I fixed this initially by modifying my BaseDataLoader class to not load base data if RAILS_ENV is ‘test’, and added code to the Migrate Test DB Plugin to set RAILS_ENV to ‘test’ right before running the migrations on the test database. This is a workaround, really, because it still leaves the base data either missing entirely, or duplicated.

Then I switched to the Preload Fixtures plugin which is nice but still leads to FK related errors. It grab the fixture names from your test/fixtures directory and loads all the files it finds, in the order it found them. That fails since alphabetical order and the required table creation order are different in my case.

Fortunately since I’m using the Migrate Test DB Plugin I can just observe the order in which tables were created and tell the Preload Fixtures plugin to do its work in the same order. This is in my environment.rb because that’s where all my project-wide monkeypatching currently lives. (Cleaning that up and maybe plugin-izing it is a TODO for the future.)

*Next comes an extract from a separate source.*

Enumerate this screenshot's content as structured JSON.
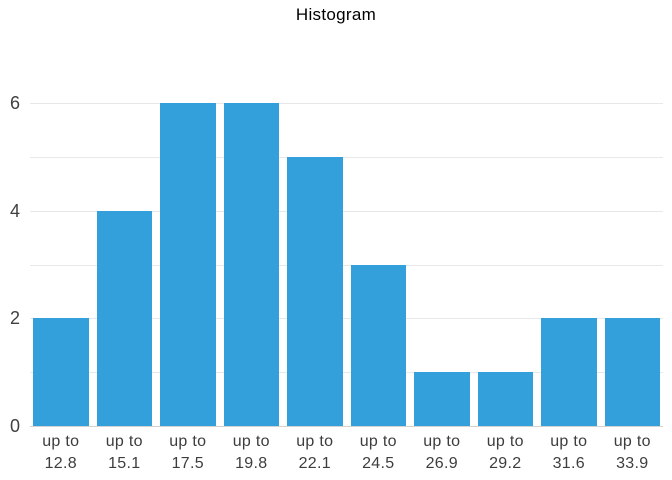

# Due to FKs, gotta specify ordering of fixture preloading here. Why not let migration create_table statements do it?
# (depends on Migrate Test DB Plugin being present; is here for the benefit of the preload_fixtures plugin)
module ActiveRecord::ConnectionAdapters::SchemaStatements
    alias create_table_orig create_table
    def create_table(table_name, options = {}, &block)
        fixture_filename = "#{table_name}.yml"
        if File.file?(File.join([RAILS_ROOT, 'test', 'fixtures' ,fixture_filename]))
            ENV['FIXTURES'] = [ENV['FIXTURES'], fixture_filename].compact.join(',')
            # puts ENV['FIXTURES']
        end
        create_table_orig(table_name, options, &block)
    end
end

Sadly if you run “rake test” it runs ruby as a subprocess in order to do “rake test:units”, “rake test:functionals”, and “rake test:integration”. That means that the migrations are run once (before the tests), but that the preloading is done three times. The second and third times through, though, the preloading fails since it’s trying to delete-then-create each table’s fixtures in table-creation order. So, a patch to preload_fixtures.rb is needed, to ensure that deletes are done first, in the reverse order of table creation. Here’s what the new preload! method looks like:

def self.preload!
    puts "PRELOADING FIXTURES..."

    require 'active_record/fixtures'
    ActiveRecord::Base.establish_connection(:test)
    fixture_filenames = (ENV['FIXTURES'] ? ENV['FIXTURES'].split(/,/) : Dir.glob(File.join(RAILS_ROOT, 'test', 'fixtures', '*.{yml,csv}')))
    
    # delete first, in reverse order
    fixture_filenames.reverse.each do |fixture_file|
        table_name = File.basename(fixture_file, '.*') # hack; might not be correct if class name != camelized table name
        ActiveRecord::Base.connection.delete "DELETE FROM #{table_name}", 'Fixture Delete'
    end
    
    fixture_filenames.each do |fixture_file|
      Fixtures.create_fixtures(File.join(RAILS_ROOT, 'test', 'fixtures'), File.basename(fixture_file, '.*'))
    end      
    puts "DONE. Loaded #{Fixtures.all_loaded_fixtures.keys.length} fixtures."
  end

I’m not sure, but I think there’s an assumption in there that the table name is the same as the fixture name. My patch also makes that assumption, which is true in the case of my project. But in your project you might not have done that, so further hackery might be needed.

So, it all seems to work correctly now, and I’m back to working on my trigger code. If this seems like it took a lot of effort, it did, but I think it’ll be worth it once I start using stored procs and triggers more. That phase begins now.